Jump to the semester study guide , the Calendar and to class notes. Here is some miscellaneous advice culled from previous editions of the course. Here are some ideas for the projects. Here are some interesting DPGraph scripts.


Professor George Francis
11:00 am MWF
341 Altgeld Hall
contact: gfrancis@uiuc.edu, 344 Illini Hall, 333-4794
Text: Ph.Tondeur, Vectors and Transformations, Publish or Perish, 1993.
Notes: G.Francis, Pictures in Perspective, Chapter 3 of A Topological Picturebook, Springer, 1987.

This lecture/project course treats these five themes of traditional interest in classical Euclidean geometry from a contemporary vectorial viewpoint, in 3-space as well as in the traditional plane.
1. The Origins of Greek Geometry (student research).
2. Renaissance Perspective and 3-dimensional Drawing (class notes).
3. The Industrial Origins of Cartesian Geometry (class text).
4. Klein's Erlangen Program to Classify Euclidean Isometries (class text).
5. Engineering Drawing from Descriptive Geometry to Computer Graphics (computer lab).
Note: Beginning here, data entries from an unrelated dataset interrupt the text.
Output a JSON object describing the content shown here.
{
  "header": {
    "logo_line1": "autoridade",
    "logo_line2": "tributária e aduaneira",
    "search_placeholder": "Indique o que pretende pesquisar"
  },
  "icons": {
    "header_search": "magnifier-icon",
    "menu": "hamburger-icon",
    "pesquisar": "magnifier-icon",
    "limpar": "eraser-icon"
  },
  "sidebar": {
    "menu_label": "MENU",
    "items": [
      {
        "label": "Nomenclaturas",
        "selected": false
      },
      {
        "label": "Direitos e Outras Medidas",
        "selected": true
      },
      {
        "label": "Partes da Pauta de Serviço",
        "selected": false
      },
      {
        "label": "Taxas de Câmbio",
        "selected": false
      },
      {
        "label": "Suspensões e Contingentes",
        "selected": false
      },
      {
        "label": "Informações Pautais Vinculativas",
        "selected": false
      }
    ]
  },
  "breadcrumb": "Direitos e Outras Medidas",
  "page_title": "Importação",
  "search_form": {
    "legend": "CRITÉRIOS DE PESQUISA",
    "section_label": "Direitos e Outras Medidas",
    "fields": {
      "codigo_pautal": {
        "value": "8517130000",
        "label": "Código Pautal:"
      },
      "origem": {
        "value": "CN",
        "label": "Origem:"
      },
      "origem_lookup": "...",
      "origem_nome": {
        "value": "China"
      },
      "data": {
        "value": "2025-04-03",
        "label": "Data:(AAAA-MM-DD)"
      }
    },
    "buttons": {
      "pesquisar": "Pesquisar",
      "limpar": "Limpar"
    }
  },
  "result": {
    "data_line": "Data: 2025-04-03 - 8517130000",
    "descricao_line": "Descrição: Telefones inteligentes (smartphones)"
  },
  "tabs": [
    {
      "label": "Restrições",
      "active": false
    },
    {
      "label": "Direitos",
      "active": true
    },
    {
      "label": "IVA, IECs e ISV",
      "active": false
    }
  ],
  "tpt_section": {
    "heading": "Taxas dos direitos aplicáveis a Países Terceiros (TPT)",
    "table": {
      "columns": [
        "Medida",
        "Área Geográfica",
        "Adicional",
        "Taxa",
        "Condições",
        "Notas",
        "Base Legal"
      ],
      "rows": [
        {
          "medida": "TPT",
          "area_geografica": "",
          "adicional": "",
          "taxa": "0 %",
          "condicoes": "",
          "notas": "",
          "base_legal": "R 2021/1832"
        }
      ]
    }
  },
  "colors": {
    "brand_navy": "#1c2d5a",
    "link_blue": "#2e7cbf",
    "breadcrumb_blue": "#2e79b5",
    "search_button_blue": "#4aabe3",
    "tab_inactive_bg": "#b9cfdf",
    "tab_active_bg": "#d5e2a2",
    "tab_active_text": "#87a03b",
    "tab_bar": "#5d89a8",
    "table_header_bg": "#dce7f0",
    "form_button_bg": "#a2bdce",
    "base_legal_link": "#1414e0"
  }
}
Students will be asked to complete five documentation projects, one in each of the five themes. A project may take the form of an oral report, a research essay, a web document, a lesson using geometry software, a JAVA applet, a physical model, a graphic or animation, a VR experiment. The form and content of a proposed project is open to negotiation, and adapted to the interest and skill of the student. The projects are non-competitive; timely completion as "contracted" earns full credit. There will be a written midterm and final based on the text, notes and labs. The homework, lab reports and projects comprise 50% of the grade. The open-journal final is 30%. There will be one or two hourlies.